Paracord survival sling
It’s a survival tool turn fashion statement — the paracord bracelet seen on many outdoors enthusiasts’ wrists. While the bracelet will carry six to 20 feet of paracord, depending on the weave, a gun sling made the same way easily holds up to 80 feet of useful cordage. The sling is made using a weaving technique called the ladder stitch. When done correctly, you can unravel a sling in seconds for emergency use. — P.J. Perea
Photos by Matt Lindler
- 1" x 4" x 4' board
- a set of sling swivels
- 100 feet of 550 paracord
- small screws, washers or sling swivel studs
- crochet hook
- stiff wire
- electrical tape
- measuring tape
- a lighter or matches
From string to strap
- Find a strap that comfortably fits your shoulder while it is mounted on the gun. The survival sling will not be adjustable, so the measurement needs to be precise. Measure the sling length between the swivels. If you do not have a sling, substitute a string to estimate length, or measure the length between the swivel studs on the gun and add 10 to 12 inches.
- Transfer the measurement to the weaving loom made from the board and sling swivels. Attach sling swivels using screws and washers or mount sling swivel studs directly to the board and clip in sling swivels.
- Run four parallel lines of paracord, called runners, through each swivel, wrapping the sling swivel once on each turn. This creates two runners in the upper position and two in the lower position. Tie off the ends on the sling swivels with half hitch knots to maintain tension and tape the ends to the board to keep them out of the way.
- Wrap the remaining paracord in a bundle that can easily pass through the paracord loom.
- Tape one end of paracord to the board and create a needle on the other end using wire and electrical tape.
- Weave paracord through runners, using an in and out pattern in one direction, passing the paracord bundle through the loom each time.
- Going the opposite direction, use the same in and out pattern, but weave through the opposite runners as the paracord passes through the loom.
- Tighten the paracord and check the pattern to make sure you are weaving correctly. The paracord runners will disappear in the pattern when woven and tightened correctly.
- Weave up to 10 passes of paracord and tighten. Be patient, as the paracord will pass through the loom up to 300 times to create the sling.
- Near the end, use the needle to weave the final rows of paracord.

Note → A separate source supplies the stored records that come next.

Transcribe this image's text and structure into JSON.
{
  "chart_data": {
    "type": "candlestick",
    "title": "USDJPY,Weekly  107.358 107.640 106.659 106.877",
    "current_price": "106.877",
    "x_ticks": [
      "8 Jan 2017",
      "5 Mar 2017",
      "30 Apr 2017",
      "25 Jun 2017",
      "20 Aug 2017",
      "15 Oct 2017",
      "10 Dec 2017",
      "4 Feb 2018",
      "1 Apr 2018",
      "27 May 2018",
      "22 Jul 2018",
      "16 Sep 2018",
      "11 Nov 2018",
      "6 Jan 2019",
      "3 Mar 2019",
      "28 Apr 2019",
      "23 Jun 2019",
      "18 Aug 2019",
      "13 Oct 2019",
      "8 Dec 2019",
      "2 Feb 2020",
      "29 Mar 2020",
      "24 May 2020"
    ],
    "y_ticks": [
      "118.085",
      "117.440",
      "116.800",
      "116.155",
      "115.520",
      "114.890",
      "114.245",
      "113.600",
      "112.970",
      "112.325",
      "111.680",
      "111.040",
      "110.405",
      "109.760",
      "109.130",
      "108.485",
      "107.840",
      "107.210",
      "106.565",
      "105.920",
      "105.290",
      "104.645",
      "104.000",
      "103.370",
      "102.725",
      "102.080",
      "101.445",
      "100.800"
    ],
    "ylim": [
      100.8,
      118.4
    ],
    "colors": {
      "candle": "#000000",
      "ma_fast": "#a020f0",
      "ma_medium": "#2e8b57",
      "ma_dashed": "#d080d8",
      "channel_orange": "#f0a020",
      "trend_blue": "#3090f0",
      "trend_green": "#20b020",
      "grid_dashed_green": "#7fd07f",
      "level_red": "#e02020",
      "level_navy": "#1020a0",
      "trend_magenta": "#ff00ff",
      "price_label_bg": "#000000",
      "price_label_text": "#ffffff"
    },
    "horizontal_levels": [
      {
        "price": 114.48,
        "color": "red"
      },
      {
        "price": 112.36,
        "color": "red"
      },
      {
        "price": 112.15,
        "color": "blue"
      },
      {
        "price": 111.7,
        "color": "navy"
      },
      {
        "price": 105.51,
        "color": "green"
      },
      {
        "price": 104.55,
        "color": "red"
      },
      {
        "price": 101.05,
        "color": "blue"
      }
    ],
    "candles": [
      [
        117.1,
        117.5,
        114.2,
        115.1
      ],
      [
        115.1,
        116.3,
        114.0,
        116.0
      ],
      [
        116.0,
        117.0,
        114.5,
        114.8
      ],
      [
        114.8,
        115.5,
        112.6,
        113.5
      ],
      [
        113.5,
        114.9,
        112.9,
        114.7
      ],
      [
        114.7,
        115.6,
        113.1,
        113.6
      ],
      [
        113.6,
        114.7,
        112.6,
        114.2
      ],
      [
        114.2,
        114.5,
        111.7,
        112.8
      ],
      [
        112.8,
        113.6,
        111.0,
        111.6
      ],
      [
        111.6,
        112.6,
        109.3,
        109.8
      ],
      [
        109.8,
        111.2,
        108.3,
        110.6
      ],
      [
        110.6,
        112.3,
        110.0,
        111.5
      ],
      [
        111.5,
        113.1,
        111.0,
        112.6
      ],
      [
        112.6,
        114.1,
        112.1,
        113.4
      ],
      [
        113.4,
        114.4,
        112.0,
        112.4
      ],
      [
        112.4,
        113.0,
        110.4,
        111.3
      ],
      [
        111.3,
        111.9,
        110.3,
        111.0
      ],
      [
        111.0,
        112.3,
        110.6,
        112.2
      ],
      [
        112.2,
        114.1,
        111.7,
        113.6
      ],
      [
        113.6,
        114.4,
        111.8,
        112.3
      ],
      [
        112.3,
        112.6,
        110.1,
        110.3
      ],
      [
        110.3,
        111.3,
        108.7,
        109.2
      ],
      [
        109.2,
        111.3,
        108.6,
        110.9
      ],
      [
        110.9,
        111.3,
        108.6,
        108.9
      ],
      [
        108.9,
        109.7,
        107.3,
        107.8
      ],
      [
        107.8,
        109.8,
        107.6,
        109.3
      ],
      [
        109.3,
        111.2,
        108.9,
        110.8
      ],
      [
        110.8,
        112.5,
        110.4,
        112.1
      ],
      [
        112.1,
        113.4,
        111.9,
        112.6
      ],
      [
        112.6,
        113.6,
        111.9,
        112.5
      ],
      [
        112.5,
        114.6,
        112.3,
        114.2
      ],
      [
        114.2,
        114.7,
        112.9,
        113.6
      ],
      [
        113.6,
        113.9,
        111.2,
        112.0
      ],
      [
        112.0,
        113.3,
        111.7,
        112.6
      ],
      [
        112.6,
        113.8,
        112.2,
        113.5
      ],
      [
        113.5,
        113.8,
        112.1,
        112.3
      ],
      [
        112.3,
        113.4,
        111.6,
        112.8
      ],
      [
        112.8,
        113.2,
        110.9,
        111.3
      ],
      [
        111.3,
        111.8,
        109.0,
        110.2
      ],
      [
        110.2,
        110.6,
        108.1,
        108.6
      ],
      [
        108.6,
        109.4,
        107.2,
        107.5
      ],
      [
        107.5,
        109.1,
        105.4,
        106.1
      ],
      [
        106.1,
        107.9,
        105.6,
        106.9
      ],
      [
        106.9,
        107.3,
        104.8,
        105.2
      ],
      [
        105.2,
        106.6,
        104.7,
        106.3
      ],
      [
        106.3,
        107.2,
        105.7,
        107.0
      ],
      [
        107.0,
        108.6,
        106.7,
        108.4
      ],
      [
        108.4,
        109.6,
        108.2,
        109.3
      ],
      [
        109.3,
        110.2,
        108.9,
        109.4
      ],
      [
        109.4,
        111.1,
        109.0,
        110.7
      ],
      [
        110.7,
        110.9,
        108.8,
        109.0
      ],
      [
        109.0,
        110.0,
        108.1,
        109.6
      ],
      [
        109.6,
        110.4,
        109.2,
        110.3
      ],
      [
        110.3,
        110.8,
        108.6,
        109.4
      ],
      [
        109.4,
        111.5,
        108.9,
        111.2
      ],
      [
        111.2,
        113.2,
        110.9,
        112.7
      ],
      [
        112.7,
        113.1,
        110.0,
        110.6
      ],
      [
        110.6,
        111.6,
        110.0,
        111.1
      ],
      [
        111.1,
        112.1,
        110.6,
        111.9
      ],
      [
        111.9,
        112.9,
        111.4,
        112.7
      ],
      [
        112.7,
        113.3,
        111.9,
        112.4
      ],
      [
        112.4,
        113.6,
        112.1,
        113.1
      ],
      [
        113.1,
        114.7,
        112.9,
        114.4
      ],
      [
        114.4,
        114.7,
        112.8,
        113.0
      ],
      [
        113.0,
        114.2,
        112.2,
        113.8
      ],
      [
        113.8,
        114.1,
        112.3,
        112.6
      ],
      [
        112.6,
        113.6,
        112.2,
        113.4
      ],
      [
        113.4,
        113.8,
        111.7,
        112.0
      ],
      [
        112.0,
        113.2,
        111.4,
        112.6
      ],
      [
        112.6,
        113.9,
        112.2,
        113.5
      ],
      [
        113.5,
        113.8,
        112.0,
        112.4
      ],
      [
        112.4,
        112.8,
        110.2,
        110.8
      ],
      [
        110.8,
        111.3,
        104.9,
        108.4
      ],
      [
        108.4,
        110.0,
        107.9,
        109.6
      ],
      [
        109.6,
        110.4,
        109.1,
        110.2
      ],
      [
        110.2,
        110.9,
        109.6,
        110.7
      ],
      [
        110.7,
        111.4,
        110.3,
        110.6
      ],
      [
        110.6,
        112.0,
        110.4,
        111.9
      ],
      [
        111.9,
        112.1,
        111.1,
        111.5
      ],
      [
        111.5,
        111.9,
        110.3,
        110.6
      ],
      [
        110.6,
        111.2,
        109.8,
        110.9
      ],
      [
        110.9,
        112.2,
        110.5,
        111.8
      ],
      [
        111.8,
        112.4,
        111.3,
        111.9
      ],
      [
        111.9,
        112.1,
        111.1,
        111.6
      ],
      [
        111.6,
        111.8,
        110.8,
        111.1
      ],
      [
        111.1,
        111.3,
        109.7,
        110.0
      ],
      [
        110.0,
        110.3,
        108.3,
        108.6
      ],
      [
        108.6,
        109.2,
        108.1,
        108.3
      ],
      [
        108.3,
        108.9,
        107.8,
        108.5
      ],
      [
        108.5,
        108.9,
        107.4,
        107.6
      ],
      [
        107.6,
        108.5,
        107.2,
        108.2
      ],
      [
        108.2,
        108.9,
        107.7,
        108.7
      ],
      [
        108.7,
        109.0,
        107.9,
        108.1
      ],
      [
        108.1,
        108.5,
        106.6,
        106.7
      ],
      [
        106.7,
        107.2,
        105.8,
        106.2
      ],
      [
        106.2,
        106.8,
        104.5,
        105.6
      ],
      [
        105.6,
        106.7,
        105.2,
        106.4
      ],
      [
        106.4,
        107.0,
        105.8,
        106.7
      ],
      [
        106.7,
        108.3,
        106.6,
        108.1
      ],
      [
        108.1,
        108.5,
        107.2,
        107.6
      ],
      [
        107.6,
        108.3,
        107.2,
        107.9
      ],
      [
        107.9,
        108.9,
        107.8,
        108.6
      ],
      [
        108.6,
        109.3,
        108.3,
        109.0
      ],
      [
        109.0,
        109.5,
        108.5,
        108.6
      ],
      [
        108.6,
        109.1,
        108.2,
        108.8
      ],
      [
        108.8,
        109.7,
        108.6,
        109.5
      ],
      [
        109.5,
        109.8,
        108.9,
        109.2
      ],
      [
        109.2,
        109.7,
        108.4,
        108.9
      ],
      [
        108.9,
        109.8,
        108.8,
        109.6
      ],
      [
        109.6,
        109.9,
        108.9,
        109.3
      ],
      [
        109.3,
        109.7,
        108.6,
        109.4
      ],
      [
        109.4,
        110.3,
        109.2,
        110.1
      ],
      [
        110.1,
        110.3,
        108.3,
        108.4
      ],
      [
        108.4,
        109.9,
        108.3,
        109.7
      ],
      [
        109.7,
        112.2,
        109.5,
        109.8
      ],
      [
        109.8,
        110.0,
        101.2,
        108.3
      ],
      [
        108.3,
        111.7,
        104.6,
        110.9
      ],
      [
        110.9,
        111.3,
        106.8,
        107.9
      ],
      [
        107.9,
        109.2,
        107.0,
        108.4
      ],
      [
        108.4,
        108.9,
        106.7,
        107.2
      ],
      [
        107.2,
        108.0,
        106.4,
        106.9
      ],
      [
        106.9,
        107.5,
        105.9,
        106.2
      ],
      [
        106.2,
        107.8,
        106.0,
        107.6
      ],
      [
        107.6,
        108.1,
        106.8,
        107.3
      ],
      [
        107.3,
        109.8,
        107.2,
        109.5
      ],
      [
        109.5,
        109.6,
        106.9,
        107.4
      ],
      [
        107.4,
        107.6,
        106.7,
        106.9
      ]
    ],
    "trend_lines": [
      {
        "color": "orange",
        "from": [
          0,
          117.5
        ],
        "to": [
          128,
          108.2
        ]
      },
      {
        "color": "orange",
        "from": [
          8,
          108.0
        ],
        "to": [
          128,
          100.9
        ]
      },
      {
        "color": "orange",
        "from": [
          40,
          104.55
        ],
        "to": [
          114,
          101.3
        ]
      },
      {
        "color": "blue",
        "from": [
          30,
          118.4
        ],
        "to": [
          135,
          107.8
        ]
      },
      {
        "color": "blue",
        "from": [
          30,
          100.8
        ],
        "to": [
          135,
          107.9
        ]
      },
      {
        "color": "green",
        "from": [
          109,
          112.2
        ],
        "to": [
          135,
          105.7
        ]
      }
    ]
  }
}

- Tuck the tag ends of runners and main line through woven paracord loops in the sling. Use a crochet hook to create space in loops and pull through tag ends.
- Use lighter or matches to seal the tag ends of paracord.
To access the paracord, pull the tag ends loose from the woven loops. Cut one end of the runners at the sling swivel with a knife and pull the main paracord line off the runners.
A looming concern
Don’t worry if the woven rows are not perfectly uniform or slightly loose. As the sling is used and exposed to the elements, the paracord will shrink and the loops will tighten up.